Appellate Practice - Business Litigation - Reduction on Finder's Fee for Commercial Real Estate Sale

Contest over Finder’s Fee for Sale of Commercial Real Estate

Our lawyers sometimes represent clients in disputes over finder's and brokerage fees on real estate and business transactions. Here, Dina M. Aversano, together with Judge Sondra M. Miller and Dolores Gebhardt, wrote and prepared the appellate brief in the Appellate Division, Second Department, to seek to overturn the Supreme Court, Nassau County’s award, following a bench trial, of a $500,000 finder’s fee on a commercial real estate transaction. We argued that no such fee was warranted because of the lack of any causal relationship in the “finder’s” role in facilitating the eventual transaction. The Appellate Division Second Department awarded a downward modification of the fee.


Surrogate’s Court Litigation - Property Turnover Proceedings - Dispute Settled through Mediation

Settlement of SCPA 2103 Turnover Claim Through Alternative Dispute Resolution Forum

Dina M. Aversano and Joseph J. Brophy represented the respondent under a SCPA 2103 Turnover proceeding as it concerned the claim brought by the Executor of an Estate for the return of two limited partnership ownership interests to the estate.  Following successful motion practice in the Surrogate’s Court Westchester County, the Executor of the Estate and the respondent opted to engage in mediation, resulting in a beneficial outcome for each party.


Surrogate's Court Litigation - Trusts & Estates - Will & Trust Contests - Summary Judgment Motions

Matter of Correa (Surr. Ct., Westchester County 5-20-2008)

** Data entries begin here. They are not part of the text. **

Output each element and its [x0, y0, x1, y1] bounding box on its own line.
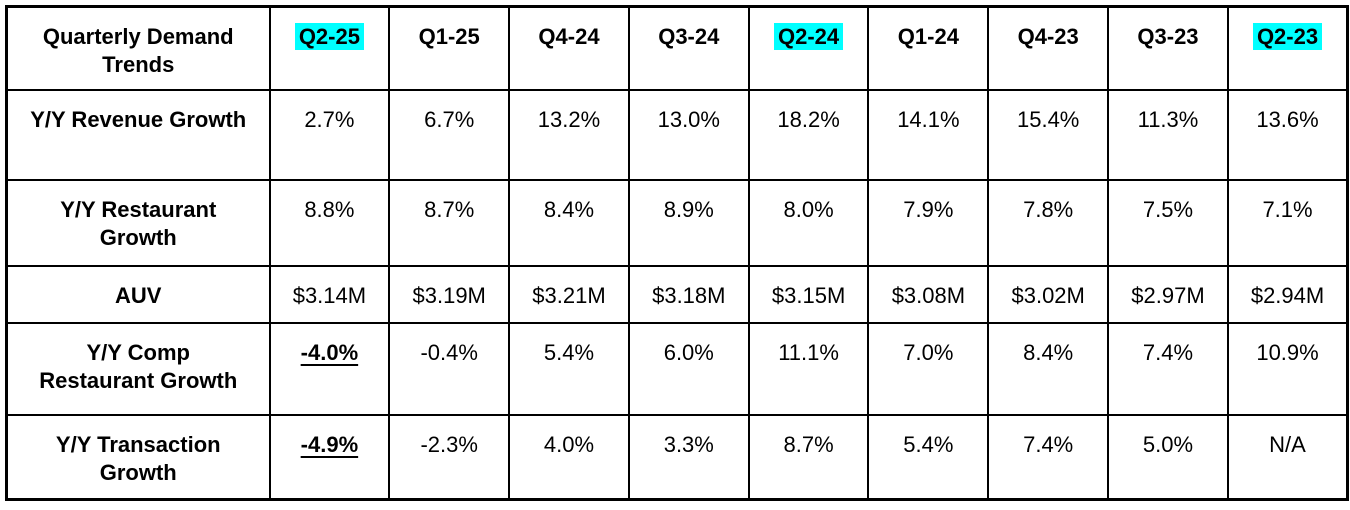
highlighted-quarter: Q2-23 [1252, 23, 1323, 50]
value-cell: 11.3% [1107, 88, 1229, 181]
value-cell: 15.4% [987, 88, 1110, 181]
col-header-q4-23: Q4-23 [987, 5, 1110, 91]
value-cell: $3.21M [508, 264, 630, 324]
value-cell: 3.3% [627, 413, 750, 501]
value-cell: 8.4% [508, 178, 630, 267]
value-cell: -0.4% [388, 321, 511, 416]
value-cell: -4.9% [268, 413, 391, 501]
value-cell: $3.02M [987, 264, 1110, 324]
value-cell: 5.4% [867, 413, 990, 501]
quarterly-demand-trends-table: Quarterly Demand Trends Q2-25 Q1-25 Q4-2… [5, 5, 1350, 501]
value-cell: 7.1% [1226, 178, 1349, 267]
col-header-q3-23: Q3-23 [1107, 5, 1229, 91]
table-row: Y/Y Restaurant Growth 8.8% 8.7% 8.4% 8.9… [5, 178, 1349, 267]
col-header-q1-24: Q1-24 [867, 5, 990, 91]
page: Quarterly Demand Trends Q2-25 Q1-25 Q4-2… [0, 5, 1350, 510]
value-cell: N/A [1226, 413, 1349, 501]
value-cell: $3.18M [627, 264, 750, 324]
value-cell: 8.7% [388, 178, 511, 267]
row-label-yy-restaurant-growth: Y/Y Restaurant Growth [5, 178, 271, 267]
value-cell: 13.6% [1226, 88, 1349, 181]
value-cell: 18.2% [747, 88, 870, 181]
row-label-auv: AUV [5, 264, 271, 324]
value-cell: 8.0% [747, 178, 870, 267]
value-cell: $2.97M [1107, 264, 1229, 324]
table-row: Y/Y Comp Restaurant Growth -4.0% -0.4% 5… [5, 321, 1349, 416]
value-cell: 14.1% [867, 88, 990, 181]
col-header-q2-25: Q2-25 [268, 5, 391, 91]
value-cell: $3.15M [747, 264, 870, 324]
value-cell: 7.9% [867, 178, 990, 267]
emphasized-value: -4.0% [300, 339, 359, 365]
row-label-yy-transaction-growth: Y/Y Transaction Growth [5, 413, 271, 501]
value-cell: $3.19M [388, 264, 511, 324]
col-header-q2-24: Q2-24 [747, 5, 870, 91]
col-header-q1-25: Q1-25 [388, 5, 511, 91]
value-cell: 10.9% [1226, 321, 1349, 416]
table-row: Y/Y Revenue Growth 2.7% 6.7% 13.2% 13.0%… [5, 88, 1349, 181]
value-cell: $3.14M [268, 264, 391, 324]
highlighted-quarter: Q2-25 [294, 23, 364, 50]
value-cell: 5.0% [1107, 413, 1229, 501]
value-cell: 7.8% [987, 178, 1110, 267]
value-cell: 6.7% [388, 88, 511, 181]
value-cell: 11.1% [747, 321, 870, 416]
value-cell: 8.4% [987, 321, 1110, 416]
value-cell: 4.0% [508, 413, 630, 501]
highlighted-quarter: Q2-24 [774, 23, 844, 50]
emphasized-value: -4.9% [300, 431, 359, 457]
col-header-q4-24: Q4-24 [508, 5, 630, 91]
value-cell: $2.94M [1226, 264, 1349, 324]
col-header-q3-24: Q3-24 [627, 5, 750, 91]
value-cell: 7.4% [987, 413, 1110, 501]
table-row: AUV $3.14M $3.19M $3.21M $3.18M $3.15M $… [5, 264, 1349, 324]
value-cell: 13.2% [508, 88, 630, 181]
value-cell: 8.7% [747, 413, 870, 501]
value-cell: -4.0% [268, 321, 391, 416]
row-label-yy-revenue-growth: Y/Y Revenue Growth [5, 88, 271, 181]
value-cell: 8.8% [268, 178, 391, 267]
header-row: Quarterly Demand Trends Q2-25 Q1-25 Q4-2… [5, 5, 1349, 91]
value-cell: -2.3% [388, 413, 511, 501]
value-cell: 7.5% [1107, 178, 1229, 267]
value-cell: $3.08M [867, 264, 990, 324]
value-cell: 8.9% [627, 178, 750, 267]
value-cell: 2.7% [268, 88, 391, 181]
col-header-q2-23: Q2-23 [1226, 5, 1349, 91]
row-label-yy-comp-restaurant-growth: Y/Y Comp Restaurant Growth [5, 321, 271, 416]
table-row: Y/Y Transaction Growth -4.9% -2.3% 4.0% … [5, 413, 1349, 501]
value-cell: 13.0% [627, 88, 750, 181]
table-title: Quarterly Demand Trends [5, 5, 271, 91]
value-cell: 7.4% [1107, 321, 1229, 416]
value-cell: 5.4% [508, 321, 630, 416]
value-cell: 7.0% [867, 321, 990, 416]
value-cell: 6.0% [627, 321, 750, 416]
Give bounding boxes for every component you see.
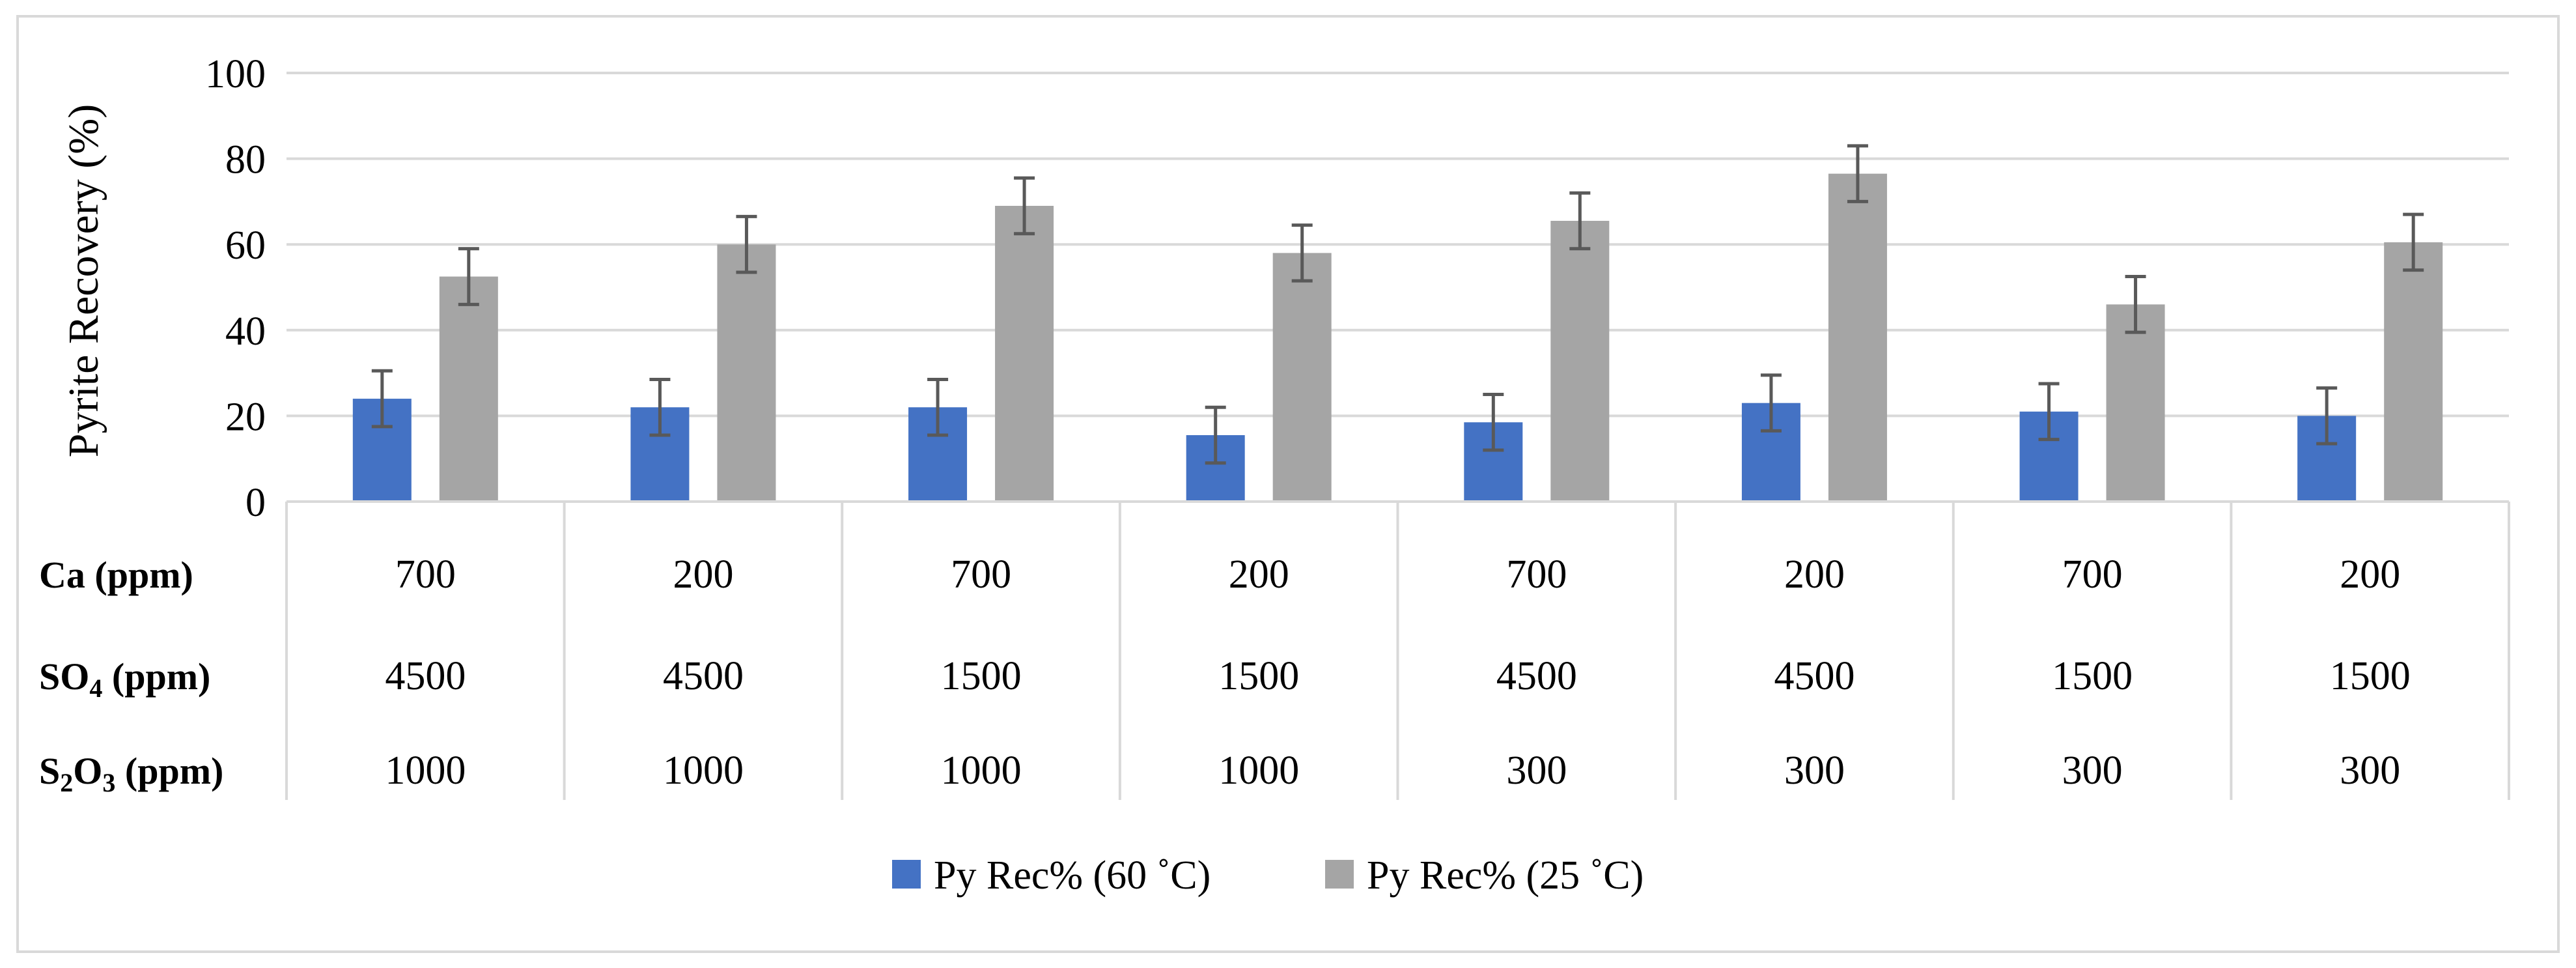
y-tick-label: 40 xyxy=(225,309,266,354)
factor-value: 200 xyxy=(1229,552,1289,597)
factor-value: 700 xyxy=(395,552,456,597)
factor-value: 700 xyxy=(951,552,1011,597)
factor-value: 300 xyxy=(2062,748,2123,793)
factor-row-label: SO4 (ppm) xyxy=(39,655,210,703)
bar-2 xyxy=(2106,304,2165,502)
legend-label-1: Py Rec% (60 ˚C) xyxy=(934,853,1211,898)
factor-value: 1000 xyxy=(385,748,466,793)
factor-value: 200 xyxy=(673,552,733,597)
factor-value: 300 xyxy=(1784,748,1845,793)
label-text: (ppm) xyxy=(115,750,223,792)
subscript: 2 xyxy=(60,768,73,797)
factor-row-label: Ca (ppm) xyxy=(39,554,193,596)
legend-label-2: Py Rec% (25 ˚C) xyxy=(1367,853,1644,898)
bar-2 xyxy=(1550,221,1610,502)
label-text: SO xyxy=(39,655,89,698)
y-tick-label: 0 xyxy=(245,481,266,525)
factor-value: 300 xyxy=(2340,748,2400,793)
factor-value: 300 xyxy=(1506,748,1567,793)
label-text: (ppm) xyxy=(102,655,210,698)
factor-value: 1500 xyxy=(2330,654,2411,698)
label-text: S xyxy=(39,750,60,792)
factor-value: 1500 xyxy=(1218,654,1299,698)
bar-2 xyxy=(439,276,498,502)
factor-value: 1000 xyxy=(663,748,744,793)
y-tick-label: 60 xyxy=(225,223,266,268)
y-axis-title: Pyrite Recovery (%) xyxy=(60,104,107,457)
bar-2 xyxy=(1828,173,1887,502)
bar-2 xyxy=(717,244,776,502)
y-tick-label: 80 xyxy=(225,138,266,182)
factor-value: 700 xyxy=(2062,552,2123,597)
label-text: O xyxy=(73,750,102,792)
subscript: 4 xyxy=(89,674,102,703)
factor-value: 1000 xyxy=(941,748,1022,793)
bar-2 xyxy=(995,205,1054,502)
bar-2 xyxy=(1272,253,1332,502)
factor-value: 1500 xyxy=(2052,654,2133,698)
y-tick-label: 100 xyxy=(205,52,266,96)
y-tick-label: 20 xyxy=(225,395,266,439)
factor-value: 4500 xyxy=(385,654,466,698)
factor-value: 1500 xyxy=(941,654,1022,698)
factor-value: 4500 xyxy=(1496,654,1577,698)
factor-value: 200 xyxy=(1784,552,1845,597)
legend-swatch-2 xyxy=(1325,860,1354,889)
factor-row-label: S2O3 (ppm) xyxy=(39,750,223,797)
factor-value: 700 xyxy=(1506,552,1567,597)
subscript: 3 xyxy=(102,768,115,797)
factor-value: 4500 xyxy=(1774,654,1855,698)
factor-value: 200 xyxy=(2340,552,2400,597)
factor-value: 1000 xyxy=(1218,748,1299,793)
label-text: Ca (ppm) xyxy=(39,554,193,596)
bar-2 xyxy=(2384,242,2443,502)
legend-swatch-1 xyxy=(892,860,921,889)
factor-value: 4500 xyxy=(663,654,744,698)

Many Will contests are won or lost by summary judgment motions. Often, but not always, after pre-trial discovery is concluded, the petitioner - the "proponent" seeking to probate a Will - makes a motion for summary judgment to dismiss the objections to probate. Here, Frank Streng and Dina M. Aversano, representing a beneficiary under a Will, successfully moved to dismiss the objections to probate, despite allegations that the beneficiary had acted improperly in the management of the decedent's assets when the beneficiary had acted as a guardian for the decedent during the decedent's lifetime. Holding that such allegations were wholly unrelated to the otherwise unsubstantiated proof submitted to set aside the Will, the Surrogate's Court, Westchester County, granted the joint motion for summary judgment made by our firm and the attorney representing the nominated executor under the Will, and dismissed the objections to probate.